Doctors Without Borders says at least 6,700 Rohingya Muslims were killed in the first month of a brutal army crackdown on Rohingya rebels.

The Geneva-based international aid group, commonly known by its French acronym MSF (Médecins Sans Frontières), says Thursday it came up with its estimate after conducting a survey of several Rohingya refugee camps in Bangladesh. The group says its estimated death toll includes at least 730 children younger than 5.

Myanmar’s military has been accused of launching a scorched earth campaign against Rohingya villages in northwestern Rakhine state in August, in response to attacks on Myanmar police outposts. The campaign led to a mass exodus of 600,000 Rohingyas into neighboring Bangladesh, who told human rights groups of serious atrocities committed by government security forces, including random shootings, rapes and burning down homes and entire villages.
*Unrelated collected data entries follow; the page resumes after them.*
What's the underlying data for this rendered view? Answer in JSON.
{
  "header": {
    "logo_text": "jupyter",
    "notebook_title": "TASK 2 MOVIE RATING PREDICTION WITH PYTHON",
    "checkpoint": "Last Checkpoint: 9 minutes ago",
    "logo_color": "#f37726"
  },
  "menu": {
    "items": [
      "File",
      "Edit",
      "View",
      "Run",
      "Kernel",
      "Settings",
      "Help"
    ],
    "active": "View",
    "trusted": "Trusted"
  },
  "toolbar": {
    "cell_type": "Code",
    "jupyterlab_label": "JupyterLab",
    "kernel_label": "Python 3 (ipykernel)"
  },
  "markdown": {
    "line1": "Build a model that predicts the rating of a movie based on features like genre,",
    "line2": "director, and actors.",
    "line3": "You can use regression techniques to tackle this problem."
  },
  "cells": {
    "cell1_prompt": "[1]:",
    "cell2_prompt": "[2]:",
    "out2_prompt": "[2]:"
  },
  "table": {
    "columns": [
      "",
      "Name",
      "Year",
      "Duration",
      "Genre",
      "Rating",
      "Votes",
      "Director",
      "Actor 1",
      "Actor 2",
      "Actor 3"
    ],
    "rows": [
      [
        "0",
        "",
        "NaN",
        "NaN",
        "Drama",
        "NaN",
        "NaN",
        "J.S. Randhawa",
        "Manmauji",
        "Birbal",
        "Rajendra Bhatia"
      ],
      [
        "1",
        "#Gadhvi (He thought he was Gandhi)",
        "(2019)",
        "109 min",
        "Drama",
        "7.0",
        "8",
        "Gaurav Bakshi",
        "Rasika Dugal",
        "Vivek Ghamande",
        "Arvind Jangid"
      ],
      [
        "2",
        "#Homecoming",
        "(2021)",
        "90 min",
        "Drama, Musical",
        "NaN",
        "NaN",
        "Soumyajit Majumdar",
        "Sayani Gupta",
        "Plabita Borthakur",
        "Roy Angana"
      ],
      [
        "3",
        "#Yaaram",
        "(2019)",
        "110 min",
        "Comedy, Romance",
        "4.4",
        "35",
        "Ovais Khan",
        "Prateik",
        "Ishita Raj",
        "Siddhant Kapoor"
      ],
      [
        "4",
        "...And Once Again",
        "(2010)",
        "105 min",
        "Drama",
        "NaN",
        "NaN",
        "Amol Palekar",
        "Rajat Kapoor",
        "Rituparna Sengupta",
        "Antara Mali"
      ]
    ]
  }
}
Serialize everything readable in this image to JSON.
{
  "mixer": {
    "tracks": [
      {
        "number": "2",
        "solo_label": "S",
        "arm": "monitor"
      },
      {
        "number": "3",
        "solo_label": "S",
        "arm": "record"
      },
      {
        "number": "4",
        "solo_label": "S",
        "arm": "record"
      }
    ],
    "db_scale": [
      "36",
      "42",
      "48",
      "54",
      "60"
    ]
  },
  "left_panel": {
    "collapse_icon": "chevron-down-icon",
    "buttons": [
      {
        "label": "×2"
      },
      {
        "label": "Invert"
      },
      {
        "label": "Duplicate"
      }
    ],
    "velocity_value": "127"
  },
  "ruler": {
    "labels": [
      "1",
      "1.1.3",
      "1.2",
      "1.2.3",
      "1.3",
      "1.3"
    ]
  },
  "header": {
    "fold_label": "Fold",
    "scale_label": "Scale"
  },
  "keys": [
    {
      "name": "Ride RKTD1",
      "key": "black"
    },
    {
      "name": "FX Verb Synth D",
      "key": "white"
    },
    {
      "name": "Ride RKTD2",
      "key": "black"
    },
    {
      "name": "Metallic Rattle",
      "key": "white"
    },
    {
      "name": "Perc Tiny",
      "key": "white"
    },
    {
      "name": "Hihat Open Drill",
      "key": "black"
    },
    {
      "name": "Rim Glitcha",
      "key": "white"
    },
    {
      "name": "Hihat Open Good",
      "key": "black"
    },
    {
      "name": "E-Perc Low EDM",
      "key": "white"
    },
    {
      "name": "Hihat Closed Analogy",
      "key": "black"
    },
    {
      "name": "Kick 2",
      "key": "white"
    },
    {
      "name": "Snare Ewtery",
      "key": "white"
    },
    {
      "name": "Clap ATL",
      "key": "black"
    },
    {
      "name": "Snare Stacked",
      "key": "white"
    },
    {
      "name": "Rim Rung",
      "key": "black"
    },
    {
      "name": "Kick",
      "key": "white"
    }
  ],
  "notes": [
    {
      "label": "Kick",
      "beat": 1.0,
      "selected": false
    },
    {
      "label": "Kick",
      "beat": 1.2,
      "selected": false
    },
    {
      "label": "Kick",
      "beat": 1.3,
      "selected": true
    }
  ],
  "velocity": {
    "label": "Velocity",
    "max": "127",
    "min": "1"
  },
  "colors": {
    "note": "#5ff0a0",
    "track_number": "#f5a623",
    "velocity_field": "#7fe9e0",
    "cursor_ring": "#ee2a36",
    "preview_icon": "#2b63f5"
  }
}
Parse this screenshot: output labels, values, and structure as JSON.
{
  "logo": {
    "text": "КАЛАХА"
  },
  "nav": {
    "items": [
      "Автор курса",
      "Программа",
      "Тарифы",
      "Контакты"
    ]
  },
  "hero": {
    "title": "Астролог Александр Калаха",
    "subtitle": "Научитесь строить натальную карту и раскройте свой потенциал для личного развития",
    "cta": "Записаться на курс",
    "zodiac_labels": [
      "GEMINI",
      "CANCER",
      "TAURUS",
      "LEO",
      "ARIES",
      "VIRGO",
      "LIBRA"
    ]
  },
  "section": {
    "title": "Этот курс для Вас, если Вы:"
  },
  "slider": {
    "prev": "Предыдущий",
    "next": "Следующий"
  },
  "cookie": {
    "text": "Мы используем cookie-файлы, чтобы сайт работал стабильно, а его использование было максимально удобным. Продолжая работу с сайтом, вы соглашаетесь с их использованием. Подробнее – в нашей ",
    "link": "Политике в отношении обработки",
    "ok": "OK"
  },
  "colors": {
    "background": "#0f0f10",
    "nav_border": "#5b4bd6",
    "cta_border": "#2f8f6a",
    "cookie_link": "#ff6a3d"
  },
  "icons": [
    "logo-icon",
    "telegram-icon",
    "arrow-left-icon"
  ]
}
MSF medical director Sidney Wong said the group’s findings were “staggering, both in terms of the numbers of people who reported a family member died as a result of violence, and the horrific ways in which they said they were killed or severely injured.”

The United Nations has described the reported actions carried out by Myanmar forces as “a textbook case of ethnic cleansing.”

Myanmar officials say 400 people were killed during the first months of the crackdown, most of them terrorists.

The Rohingya minority has been denied citizenship and other rights in Buddhist-majority Myanmar, which views them as immigrants from Bangladesh, even though many families have lived in Myanmar for generations.